Il Direttore Generale dell’ENAC Alessio Quaranta ha dichiarato: “Un aspetto importante della qualità dei servizi di assistenza ai passeggeri è certamente quello di garantire l’accesso all’infrastruttura aeroportuale a tutti i cittadini. Per tale ragione l’adesione a questo progetto speciale riveste un’importanza sociale in quanto permette di accogliere adeguatamente le, persone affette dallo spettro autistico e i loro familiari e rendere possibile anche per loro l’esperienza del viaggio aereo.
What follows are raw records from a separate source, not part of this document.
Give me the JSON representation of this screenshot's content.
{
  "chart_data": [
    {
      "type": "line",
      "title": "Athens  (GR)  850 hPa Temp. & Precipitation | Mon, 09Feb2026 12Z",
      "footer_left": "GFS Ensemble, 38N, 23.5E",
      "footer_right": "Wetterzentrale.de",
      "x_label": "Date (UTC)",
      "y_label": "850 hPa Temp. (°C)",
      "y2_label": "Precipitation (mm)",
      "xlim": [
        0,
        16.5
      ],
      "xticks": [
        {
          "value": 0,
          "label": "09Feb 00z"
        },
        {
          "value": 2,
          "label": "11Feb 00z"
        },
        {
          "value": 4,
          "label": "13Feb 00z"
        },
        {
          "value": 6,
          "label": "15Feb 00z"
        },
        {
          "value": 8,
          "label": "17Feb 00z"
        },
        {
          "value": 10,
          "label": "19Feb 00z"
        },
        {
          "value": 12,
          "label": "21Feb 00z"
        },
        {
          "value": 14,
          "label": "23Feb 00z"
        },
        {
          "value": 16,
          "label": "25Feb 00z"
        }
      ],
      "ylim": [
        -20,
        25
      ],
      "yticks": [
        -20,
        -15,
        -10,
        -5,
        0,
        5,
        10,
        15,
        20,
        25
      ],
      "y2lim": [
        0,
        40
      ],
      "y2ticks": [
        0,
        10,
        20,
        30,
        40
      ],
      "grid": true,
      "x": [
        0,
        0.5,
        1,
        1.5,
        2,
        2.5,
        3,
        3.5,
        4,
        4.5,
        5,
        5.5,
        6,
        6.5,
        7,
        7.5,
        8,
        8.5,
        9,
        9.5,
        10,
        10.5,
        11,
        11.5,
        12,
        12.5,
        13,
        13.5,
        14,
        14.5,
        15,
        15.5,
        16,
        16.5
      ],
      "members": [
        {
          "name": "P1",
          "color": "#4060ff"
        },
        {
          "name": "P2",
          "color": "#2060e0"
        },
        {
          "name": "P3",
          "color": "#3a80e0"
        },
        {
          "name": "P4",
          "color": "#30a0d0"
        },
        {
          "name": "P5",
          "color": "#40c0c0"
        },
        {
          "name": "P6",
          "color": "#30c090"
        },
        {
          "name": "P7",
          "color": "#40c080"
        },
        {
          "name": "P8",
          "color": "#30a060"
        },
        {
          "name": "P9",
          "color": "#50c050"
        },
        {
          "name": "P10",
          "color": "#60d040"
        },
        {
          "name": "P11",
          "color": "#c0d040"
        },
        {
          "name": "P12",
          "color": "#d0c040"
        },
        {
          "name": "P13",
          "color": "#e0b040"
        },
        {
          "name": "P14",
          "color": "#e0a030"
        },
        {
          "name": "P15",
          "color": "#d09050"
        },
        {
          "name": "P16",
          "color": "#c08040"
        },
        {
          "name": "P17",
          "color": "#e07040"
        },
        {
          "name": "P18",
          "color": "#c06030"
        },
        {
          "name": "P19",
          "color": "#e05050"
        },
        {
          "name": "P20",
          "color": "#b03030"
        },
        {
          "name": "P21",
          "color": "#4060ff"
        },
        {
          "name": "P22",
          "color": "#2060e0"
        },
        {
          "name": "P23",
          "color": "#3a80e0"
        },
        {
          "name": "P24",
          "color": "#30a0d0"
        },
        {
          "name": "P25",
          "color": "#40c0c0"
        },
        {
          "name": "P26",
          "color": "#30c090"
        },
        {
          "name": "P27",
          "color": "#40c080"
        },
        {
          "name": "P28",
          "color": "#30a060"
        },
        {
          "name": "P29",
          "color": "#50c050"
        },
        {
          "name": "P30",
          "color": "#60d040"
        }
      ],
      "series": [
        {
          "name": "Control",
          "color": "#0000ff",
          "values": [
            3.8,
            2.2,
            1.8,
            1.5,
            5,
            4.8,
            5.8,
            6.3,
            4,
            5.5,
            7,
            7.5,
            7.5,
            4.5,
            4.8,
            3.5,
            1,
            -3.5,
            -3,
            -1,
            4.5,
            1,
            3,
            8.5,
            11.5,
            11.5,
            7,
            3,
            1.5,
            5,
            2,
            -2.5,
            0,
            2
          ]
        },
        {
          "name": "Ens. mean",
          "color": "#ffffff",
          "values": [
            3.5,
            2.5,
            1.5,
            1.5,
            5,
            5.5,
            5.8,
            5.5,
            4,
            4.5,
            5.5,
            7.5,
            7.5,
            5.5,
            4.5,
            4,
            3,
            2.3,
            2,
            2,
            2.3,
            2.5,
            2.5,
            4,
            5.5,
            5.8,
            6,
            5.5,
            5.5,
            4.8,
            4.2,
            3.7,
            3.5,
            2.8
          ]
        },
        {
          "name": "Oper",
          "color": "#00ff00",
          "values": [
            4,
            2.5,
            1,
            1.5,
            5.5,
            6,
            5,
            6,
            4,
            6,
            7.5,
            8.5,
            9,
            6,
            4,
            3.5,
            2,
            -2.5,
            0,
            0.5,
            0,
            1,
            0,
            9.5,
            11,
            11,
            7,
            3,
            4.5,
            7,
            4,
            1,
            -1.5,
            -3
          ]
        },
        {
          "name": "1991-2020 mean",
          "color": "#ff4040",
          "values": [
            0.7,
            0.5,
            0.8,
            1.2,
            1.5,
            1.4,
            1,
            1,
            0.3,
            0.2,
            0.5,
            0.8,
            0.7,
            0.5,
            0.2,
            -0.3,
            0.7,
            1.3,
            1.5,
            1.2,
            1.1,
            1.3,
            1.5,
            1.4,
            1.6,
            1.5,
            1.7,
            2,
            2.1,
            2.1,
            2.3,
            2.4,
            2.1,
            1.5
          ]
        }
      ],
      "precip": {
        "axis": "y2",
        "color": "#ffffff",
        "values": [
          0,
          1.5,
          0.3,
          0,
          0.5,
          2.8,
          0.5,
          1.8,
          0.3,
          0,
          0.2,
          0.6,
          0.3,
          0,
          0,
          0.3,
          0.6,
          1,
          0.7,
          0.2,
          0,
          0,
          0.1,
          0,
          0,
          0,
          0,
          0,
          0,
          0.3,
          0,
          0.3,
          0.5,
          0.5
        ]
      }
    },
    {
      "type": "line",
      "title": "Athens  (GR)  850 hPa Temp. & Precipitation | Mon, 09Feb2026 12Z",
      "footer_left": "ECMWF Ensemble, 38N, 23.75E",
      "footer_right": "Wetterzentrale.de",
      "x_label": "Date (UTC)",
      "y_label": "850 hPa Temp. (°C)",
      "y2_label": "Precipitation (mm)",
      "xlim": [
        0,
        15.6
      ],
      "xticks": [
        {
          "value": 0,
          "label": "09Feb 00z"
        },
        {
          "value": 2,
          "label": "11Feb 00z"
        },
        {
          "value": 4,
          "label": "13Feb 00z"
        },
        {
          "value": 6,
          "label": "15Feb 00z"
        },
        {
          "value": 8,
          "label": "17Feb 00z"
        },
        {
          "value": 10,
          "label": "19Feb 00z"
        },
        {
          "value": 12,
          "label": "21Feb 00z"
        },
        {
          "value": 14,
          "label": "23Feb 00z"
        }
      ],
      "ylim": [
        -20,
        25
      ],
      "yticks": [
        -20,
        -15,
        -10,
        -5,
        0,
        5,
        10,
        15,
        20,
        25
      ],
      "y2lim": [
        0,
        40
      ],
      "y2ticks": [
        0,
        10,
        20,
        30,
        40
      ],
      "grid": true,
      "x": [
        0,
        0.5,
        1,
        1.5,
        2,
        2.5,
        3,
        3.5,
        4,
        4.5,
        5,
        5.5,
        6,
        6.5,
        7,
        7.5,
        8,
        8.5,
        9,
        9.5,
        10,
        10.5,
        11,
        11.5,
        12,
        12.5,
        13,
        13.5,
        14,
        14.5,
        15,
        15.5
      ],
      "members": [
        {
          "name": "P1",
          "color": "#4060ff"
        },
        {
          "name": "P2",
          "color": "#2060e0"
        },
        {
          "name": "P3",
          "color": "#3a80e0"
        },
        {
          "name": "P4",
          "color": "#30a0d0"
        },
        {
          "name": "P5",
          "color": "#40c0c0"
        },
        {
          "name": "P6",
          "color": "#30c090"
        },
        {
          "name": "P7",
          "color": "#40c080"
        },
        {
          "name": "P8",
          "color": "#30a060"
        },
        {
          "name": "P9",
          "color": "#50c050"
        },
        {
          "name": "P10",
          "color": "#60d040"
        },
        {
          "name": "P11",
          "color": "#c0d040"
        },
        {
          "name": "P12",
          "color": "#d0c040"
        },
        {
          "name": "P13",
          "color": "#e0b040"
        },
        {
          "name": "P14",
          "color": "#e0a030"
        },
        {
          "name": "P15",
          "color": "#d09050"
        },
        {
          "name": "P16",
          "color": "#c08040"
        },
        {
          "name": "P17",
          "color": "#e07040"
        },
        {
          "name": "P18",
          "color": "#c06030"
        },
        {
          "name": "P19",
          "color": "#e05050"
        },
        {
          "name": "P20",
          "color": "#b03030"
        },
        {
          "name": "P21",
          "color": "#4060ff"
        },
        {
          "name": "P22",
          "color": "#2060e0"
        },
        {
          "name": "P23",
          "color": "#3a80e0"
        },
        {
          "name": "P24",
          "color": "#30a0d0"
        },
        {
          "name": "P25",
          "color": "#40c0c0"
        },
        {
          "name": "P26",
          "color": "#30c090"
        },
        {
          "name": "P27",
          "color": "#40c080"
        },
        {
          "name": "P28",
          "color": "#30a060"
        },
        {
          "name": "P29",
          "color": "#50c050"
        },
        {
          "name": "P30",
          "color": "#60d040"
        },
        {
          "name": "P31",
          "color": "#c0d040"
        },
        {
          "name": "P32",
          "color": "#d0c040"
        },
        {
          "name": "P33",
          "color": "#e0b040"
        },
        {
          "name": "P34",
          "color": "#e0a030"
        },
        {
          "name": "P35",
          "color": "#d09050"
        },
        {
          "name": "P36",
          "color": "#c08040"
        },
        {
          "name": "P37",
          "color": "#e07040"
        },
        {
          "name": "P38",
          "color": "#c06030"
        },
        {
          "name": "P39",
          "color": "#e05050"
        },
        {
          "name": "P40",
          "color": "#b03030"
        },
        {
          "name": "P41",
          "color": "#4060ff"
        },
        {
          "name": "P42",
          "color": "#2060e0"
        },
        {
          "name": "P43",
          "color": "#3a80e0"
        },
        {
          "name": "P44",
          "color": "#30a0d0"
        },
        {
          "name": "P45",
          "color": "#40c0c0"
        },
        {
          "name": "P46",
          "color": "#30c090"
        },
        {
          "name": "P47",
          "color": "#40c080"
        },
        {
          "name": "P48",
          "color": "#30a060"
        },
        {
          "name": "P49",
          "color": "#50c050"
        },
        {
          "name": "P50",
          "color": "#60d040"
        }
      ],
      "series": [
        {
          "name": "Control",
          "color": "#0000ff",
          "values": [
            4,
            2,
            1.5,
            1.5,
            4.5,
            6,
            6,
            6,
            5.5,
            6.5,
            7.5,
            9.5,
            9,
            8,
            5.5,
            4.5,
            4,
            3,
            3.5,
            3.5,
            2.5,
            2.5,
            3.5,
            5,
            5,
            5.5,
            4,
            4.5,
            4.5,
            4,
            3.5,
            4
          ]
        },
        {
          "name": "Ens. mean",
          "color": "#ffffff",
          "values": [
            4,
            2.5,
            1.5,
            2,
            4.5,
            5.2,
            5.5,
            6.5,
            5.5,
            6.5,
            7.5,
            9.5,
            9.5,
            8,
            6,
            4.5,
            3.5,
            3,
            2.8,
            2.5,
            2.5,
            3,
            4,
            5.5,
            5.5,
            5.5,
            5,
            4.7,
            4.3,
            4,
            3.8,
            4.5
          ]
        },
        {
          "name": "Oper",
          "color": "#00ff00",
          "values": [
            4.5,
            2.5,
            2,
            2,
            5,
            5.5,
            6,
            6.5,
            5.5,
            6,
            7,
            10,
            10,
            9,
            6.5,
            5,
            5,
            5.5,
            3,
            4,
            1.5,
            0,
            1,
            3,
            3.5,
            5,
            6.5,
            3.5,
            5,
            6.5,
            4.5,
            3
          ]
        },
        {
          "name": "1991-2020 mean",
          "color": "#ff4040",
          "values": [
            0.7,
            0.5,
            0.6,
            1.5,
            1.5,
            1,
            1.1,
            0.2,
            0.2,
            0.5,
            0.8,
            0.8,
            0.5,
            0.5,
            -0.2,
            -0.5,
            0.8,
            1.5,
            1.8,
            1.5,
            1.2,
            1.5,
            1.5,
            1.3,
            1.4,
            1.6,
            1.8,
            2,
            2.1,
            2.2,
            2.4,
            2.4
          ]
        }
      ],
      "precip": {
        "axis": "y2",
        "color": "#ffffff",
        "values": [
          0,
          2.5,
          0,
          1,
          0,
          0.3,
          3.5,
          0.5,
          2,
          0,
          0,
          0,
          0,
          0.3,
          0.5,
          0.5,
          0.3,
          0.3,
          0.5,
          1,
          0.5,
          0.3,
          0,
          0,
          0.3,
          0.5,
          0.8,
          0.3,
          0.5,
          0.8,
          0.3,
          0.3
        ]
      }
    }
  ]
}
Accogliamo con soddisfazione lo spirito di partecipazione a questo progetto avviato nel 2015 e progressivamente adottato da quasi tutti i principali scali nazionali”.

L’Amministratore Delegato di SAGAT Roberto Barbieri ha affermato: “Nell’Aeroporto di Torino tutti devono vedere riconosciuto il loro diritto alla mobilità e ad avere la migliore esperienza di viaggio possibile: per fare ciò siamo impegnati quotidianamente a dare il massimo delle nostre capacità lavorative e umane. Siamo felici di poter offrire alle persone con autismo e ai loro accompagnatori un supporto qualificato: l’adesione al progetto va appunto in questa direzione e attraverso il dialogo continuo con le associazioni e gli stakeholder continuiamo a migliorare i servizi offerti ai passeggeri”.